原油タタキ売り、思惑は(あるいは思い違い)

2020-03-24 00:00:13 | マーケティング
コロナ問題による中国の原油需要低下に対応して、サウジを含むOPECが協調減産を呼び掛けたことに対し、ロシアが拒否。このため、減産による価格維持が難しいことになり、逆にサウジが増産を決定。原油価格は暴落を始めた。そもそも60ドル/バレル程度だったWTI原油がNYMEXで20~25ドル/バレルまで下落した。

話を進める前に、バレルの量と世界の原油生産量のこと

*1バレルは約159リッター。ドラム缶が200リッターなので、その8割位の量だ。1バレルは42ガロンと決まっていて、それは元々は木の樽(バレル)に50リッターを積んでテキサスの油田から需要地に運ぶ途中で8リッター位がこぼれていたことによる。
1バレル60ドル、1ドル110円とすると、リッターあたりは42円になる。(60×110÷159)
それにしてはガソリンは高いと思うが、最大要因は各種税金、それと産油国からガソリンスタンドまでの各種運賃と、製油所の精製費、ガソリンスタンドの設備費と人件費と石油会社の必要利益が加算される(東アジア勢の買う原油は少し高いということもある)。もっとも原油と同じように、ガソリンも長期的にはコスト積み上げ価格に収斂するはずだが、短期的には需要供給の交点で決まる。さらに石油製品は差別化できないため、価格弾力性がきわめて高く価格変動が大きい。

*世界の原油生産量だが、短期的には色々なことが起きているし、不正直な国もあるので常に推定値しかないが、日量8500万バレル強と思われる。特にこの数年(トランプ時代)、米国の生産量がシェールオイルにより300万バレル増えたとも言われる。ということで、原油生産量のビッグ3はアメリカ(1300万バレル)、2位サウジ(1200万バレル)、3位ロシア(1100万バレル)、サウジ除きのOPEC(サウジ除き)(2400万バレル)とその他ということになる。

よく原油価格は需給上3%変化すると大きく動くということになるのだが、中国だけのコロナの影響であれば1~2%程度であったものの、増産という逆方向へ走るロシアとサウジによって、供給バランスが崩れたということだろう。さらに欧米でコロナが猛威をふるっている。

そして、この25ドルの価格でコストをまかなえる油田は、陸上にある古い油田しかないと思われる。原油はいつまでもあるわけではなく、現在、世界の40%近くは海底油田から採掘していて、その開発コストは50ドル/バレル程度と言われる。新規開発は海底油田に限られているわけで、新規参入はこの50ドルを市場価格が上回らないと難しい。
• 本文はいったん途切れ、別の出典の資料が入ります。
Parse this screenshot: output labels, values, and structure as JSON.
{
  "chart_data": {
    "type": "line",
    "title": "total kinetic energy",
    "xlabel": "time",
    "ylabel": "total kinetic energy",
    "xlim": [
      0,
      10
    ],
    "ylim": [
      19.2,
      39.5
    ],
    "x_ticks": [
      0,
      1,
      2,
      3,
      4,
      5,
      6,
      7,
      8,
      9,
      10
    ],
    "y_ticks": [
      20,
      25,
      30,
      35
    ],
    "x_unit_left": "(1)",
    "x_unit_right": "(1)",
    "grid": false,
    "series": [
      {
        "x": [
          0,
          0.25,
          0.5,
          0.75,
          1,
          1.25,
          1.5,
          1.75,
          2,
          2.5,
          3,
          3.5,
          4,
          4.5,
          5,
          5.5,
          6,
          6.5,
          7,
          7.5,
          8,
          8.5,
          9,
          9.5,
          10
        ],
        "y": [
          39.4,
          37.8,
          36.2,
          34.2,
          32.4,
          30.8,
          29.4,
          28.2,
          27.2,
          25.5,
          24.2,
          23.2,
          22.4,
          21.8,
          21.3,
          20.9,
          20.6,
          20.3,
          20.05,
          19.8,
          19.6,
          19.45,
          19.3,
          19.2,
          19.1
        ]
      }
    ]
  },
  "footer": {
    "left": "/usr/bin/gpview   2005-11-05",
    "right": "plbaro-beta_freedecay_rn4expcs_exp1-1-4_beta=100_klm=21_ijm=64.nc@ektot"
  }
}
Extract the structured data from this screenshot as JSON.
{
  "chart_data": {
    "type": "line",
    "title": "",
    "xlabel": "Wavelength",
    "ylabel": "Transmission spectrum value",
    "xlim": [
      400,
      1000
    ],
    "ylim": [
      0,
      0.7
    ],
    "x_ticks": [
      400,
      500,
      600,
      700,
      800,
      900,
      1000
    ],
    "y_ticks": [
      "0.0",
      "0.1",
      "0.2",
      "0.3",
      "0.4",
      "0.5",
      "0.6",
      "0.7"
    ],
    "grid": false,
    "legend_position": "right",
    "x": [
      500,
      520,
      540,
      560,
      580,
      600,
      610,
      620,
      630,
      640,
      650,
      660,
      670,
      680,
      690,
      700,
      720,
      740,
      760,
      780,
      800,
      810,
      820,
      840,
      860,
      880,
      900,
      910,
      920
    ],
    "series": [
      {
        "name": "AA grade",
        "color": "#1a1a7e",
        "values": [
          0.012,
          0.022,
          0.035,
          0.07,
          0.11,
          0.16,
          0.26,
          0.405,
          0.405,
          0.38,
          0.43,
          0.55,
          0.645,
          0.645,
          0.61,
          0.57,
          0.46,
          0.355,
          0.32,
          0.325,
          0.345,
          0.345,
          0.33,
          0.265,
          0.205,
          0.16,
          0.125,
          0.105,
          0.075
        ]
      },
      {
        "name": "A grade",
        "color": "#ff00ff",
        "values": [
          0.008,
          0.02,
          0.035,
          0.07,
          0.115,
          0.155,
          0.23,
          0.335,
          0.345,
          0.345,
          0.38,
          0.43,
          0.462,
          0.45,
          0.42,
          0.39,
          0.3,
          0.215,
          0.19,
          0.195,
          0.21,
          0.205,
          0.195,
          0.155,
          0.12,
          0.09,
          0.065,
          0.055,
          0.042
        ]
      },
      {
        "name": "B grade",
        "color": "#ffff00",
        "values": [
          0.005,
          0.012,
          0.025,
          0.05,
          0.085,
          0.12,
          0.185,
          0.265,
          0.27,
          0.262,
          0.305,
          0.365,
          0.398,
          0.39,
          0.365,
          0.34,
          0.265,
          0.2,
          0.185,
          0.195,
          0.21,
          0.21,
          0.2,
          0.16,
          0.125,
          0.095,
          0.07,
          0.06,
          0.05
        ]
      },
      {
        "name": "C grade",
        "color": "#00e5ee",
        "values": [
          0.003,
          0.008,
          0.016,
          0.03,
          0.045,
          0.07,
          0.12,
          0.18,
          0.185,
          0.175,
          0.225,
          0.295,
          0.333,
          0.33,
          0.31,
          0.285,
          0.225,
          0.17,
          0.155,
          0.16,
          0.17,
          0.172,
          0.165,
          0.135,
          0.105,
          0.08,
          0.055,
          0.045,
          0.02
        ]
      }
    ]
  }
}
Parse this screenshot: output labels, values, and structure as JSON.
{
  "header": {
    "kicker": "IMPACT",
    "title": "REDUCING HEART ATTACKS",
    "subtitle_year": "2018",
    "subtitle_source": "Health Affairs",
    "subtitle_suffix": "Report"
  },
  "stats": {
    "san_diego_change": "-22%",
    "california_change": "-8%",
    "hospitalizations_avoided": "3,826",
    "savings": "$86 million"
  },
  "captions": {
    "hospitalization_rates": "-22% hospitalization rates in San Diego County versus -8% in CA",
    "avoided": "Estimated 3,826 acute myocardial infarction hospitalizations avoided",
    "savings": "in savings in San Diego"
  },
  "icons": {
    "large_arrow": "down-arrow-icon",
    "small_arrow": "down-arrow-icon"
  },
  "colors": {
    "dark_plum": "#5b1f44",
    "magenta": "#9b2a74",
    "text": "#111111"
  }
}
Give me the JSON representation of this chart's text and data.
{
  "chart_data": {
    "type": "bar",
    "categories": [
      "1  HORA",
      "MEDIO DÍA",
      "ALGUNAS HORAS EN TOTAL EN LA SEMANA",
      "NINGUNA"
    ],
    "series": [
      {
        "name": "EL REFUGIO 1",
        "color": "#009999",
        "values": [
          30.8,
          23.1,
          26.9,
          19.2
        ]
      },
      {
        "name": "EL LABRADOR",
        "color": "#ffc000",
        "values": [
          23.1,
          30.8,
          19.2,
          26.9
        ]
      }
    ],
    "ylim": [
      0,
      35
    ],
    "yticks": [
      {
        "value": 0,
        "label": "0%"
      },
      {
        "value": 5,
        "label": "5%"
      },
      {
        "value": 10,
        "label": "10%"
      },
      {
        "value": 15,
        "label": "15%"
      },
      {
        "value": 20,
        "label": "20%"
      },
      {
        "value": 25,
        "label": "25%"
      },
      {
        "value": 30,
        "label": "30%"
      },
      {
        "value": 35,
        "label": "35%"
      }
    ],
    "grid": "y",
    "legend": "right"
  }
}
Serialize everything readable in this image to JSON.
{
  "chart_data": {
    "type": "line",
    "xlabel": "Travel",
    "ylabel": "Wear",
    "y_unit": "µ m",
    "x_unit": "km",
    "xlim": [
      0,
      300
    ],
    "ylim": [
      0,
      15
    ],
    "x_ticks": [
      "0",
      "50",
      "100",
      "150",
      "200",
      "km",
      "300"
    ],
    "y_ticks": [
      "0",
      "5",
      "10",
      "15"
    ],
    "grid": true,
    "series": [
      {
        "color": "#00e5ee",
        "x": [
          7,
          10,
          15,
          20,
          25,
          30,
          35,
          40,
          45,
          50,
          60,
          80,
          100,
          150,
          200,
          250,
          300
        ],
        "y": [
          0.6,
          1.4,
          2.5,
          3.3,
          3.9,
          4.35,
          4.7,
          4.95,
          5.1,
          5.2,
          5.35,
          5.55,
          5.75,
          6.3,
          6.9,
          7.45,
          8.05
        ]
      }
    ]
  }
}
さらに米国の増産の中心だったシェールオイルも50ドル弱あたりが限界値と言われ、25ドルになれば続かない。ロシアの原油は海底ではないが、内陸からパイプやシベリア鉄道で運ぶので、やはり厳しい。一方で、他のOPEC諸国は海底油田が多いが、サウジとイラクは陸上油田が主流である。

ということになると、このサウジの増産で痛い目を受けているのは、1番が米国、次にロシア、さらに、他の産油国ということになる。恩恵を受けるはずの国は消費国。無論、サウジも高く売れるものを安売りするので大損であるわけで、こういう時に、我慢するべきプレーヤーが冷静になれずに違う方向に進むこともあるわけだ。

ただし、サウジの伝統的政策は「原油の安売り」であった。それには理由があって、大量の原油の地下埋蔵量を誇ってはいるが、多くが重質油であって、有益なガソリンやジェット燃料や軽油といった高価値の製品があまり生産できないという弱みがある。その重質油を高額で売るためには、世界中の軽質油が枯渇してしまえば、残った重質油が高く売れるということになる(と思っている)。

とはいえ、米ロという大国を同時に痛い目に合わそうという今回の野心的なチャレンジがどういうことになるのか、まったく先が読めないわけだ。

一方、中国は、価格暴落とみて、大量の大型タンカー群を中東に向けて発進させたそうだが、しょせんはタンカーや貯蔵タンクには限界があると思われる。

一方、隠れた問題が日本にはあって、今までコツコツと貯め込んだ国家備蓄の原油だが、公表されていないが、おそらく60ドル台で買っていると思われるので、原油価格暴落によって超巨大な隠れ評価損が発生していると思われる(決して、原価から時価への見直しは行わないと思うが)。

資料によれば、国家備蓄量は4954万キロリッターとなっている。換算すると311,607,000バレルである。仮に60ドルが30ドルに下落したとし、為替を1ドル=110円とすると、
 311,607,000×(60-30)×110=約1兆円 ということになる。